Following Celce-Murcia (2001), one of the main features of the sound system of any language is its inventory of sounds, which consists of a combination of acoustic signals into a sequence of speech sounds, thus consonants and vowels. In fact, all languages are somewhat distinctive in their vowel and consonant inventories, and in the way that these components combine to form words and utterances. Yet, linguists refer to this inventory of vowels and consonants as the segmental aspect of language.

In addition to having their own inventory of vowels and consonants, languages also have suprasegmental features which trascend the segmental level, and involve those phenomena that extend over more than one sound segment. We may distinguish two main types of suprasegmental levels. First of all, predictable features such as word stress, sentence stress, and rhythm along with adjustments in connected speech (i.e. assimilation and linking, as the adjustments or modifications that occur within and between words in the stream of speech); and secondly, features that are sensitive to the discourse context and the speaker’s intent, such as prominence and intonation.

It has been claimed that a learner’s command of segmental features is less critical to communicative competence than a command of suprasegmental features, since the suprasegmentals carry more of the overall meaning load than do the segmentals. Celce-Murcia (2001) affirms that misunderstandings involving mispronunciation of a segmental sound usually lead to minor repairable incidents than with suprasegmental sounds. For instance, an adult learner is discussing with a native speaker an incident in which her child had choked on something and could not breathe. “He swallowed a pill”, the learner says. “What kind of peel?” asks the native speaker. “An aspirin,” says the learner. “Oh, a pill! I thought you said peel,” responds the native speaker.

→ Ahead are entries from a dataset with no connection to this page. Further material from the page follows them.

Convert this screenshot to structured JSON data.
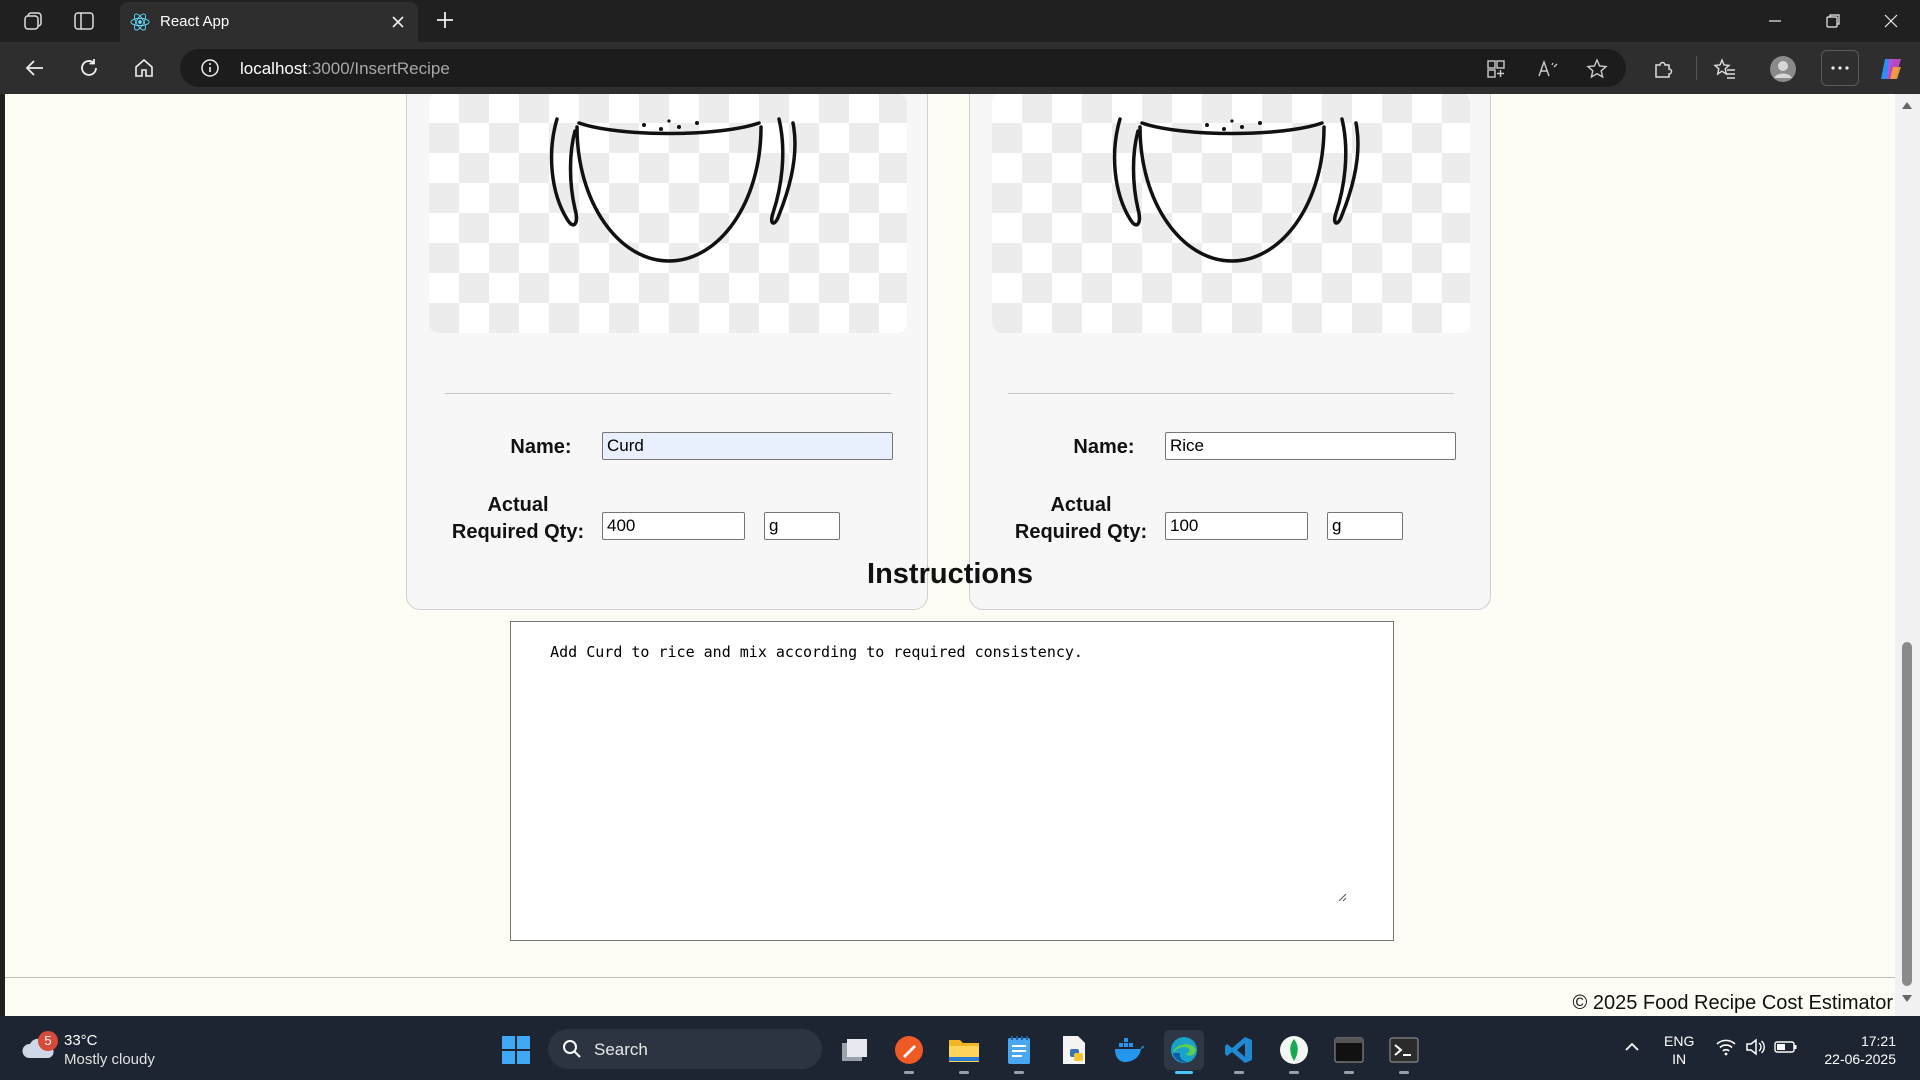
{
  "browser": {
    "tab_title": "React App",
    "url_host": "localhost",
    "url_path": ":3000/InsertRecipe"
  },
  "recipe": {
    "ingredients": [
      {
        "name_label": "Name:",
        "name_value": "Curd",
        "qty_label": "Actual Required Qty:",
        "qty_value": "400",
        "unit_value": "g"
      },
      {
        "name_label": "Name:",
        "name_value": "Rice",
        "qty_label": "Actual Required Qty:",
        "qty_value": "100",
        "unit_value": "g"
      }
    ],
    "instructions_heading": "Instructions",
    "instructions_text": "Add Curd to rice and mix according to required consistency."
  },
  "footer": {
    "text": "© 2025 Food Recipe Cost Estimator"
  },
  "taskbar": {
    "weather_badge": "5",
    "weather_temp": "33°C",
    "weather_condition": "Mostly cloudy",
    "search_label": "Search",
    "lang_line1": "ENG",
    "lang_line2": "IN",
    "time": "17:21",
    "date": "22-06-2025"
  },
  "colors": {
    "page_background": "#fdfdf5",
    "card_background": "#f7f7f7",
    "autofill_background": "#e8f0fe",
    "taskbar_background": "#1e2532",
    "edge_accent": "#4cc2ff"
  },
  "icons": [
    "workspaces-icon",
    "tab-actions-icon",
    "react-favicon-icon",
    "close-icon",
    "plus-icon",
    "back-icon",
    "refresh-icon",
    "home-icon",
    "info-icon",
    "app-available-icon",
    "read-aloud-icon",
    "favorite-star-icon",
    "extensions-icon",
    "favorites-icon",
    "profile-icon",
    "more-icon",
    "copilot-icon",
    "windows-start-icon",
    "search-icon"
  ]
}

However, when dealing with suprasegmentals in connected speech, the misunderstanding is likely to be of a more serious nature. For instance, if the stress and rhythm patterns sound too nonnative – like, the speakers who produce them may not be understood at all. Moreover, learners who use incorrect rhythm patterns or who do not connect words together are at best frustrating to the native- speaking listener. And even more seriously, if these learners use improper intonation contours, they can be perceived as abrupt, unpolite, or even rude.

In the section that follows, it is relevant to examine the relationship between the elements of the suprasegmental level within a communicative competence theory in order to make the reader aware of the essential role of prosodic elements in oral communication.

3.3. The suprasegmental level within a communicative competence theory.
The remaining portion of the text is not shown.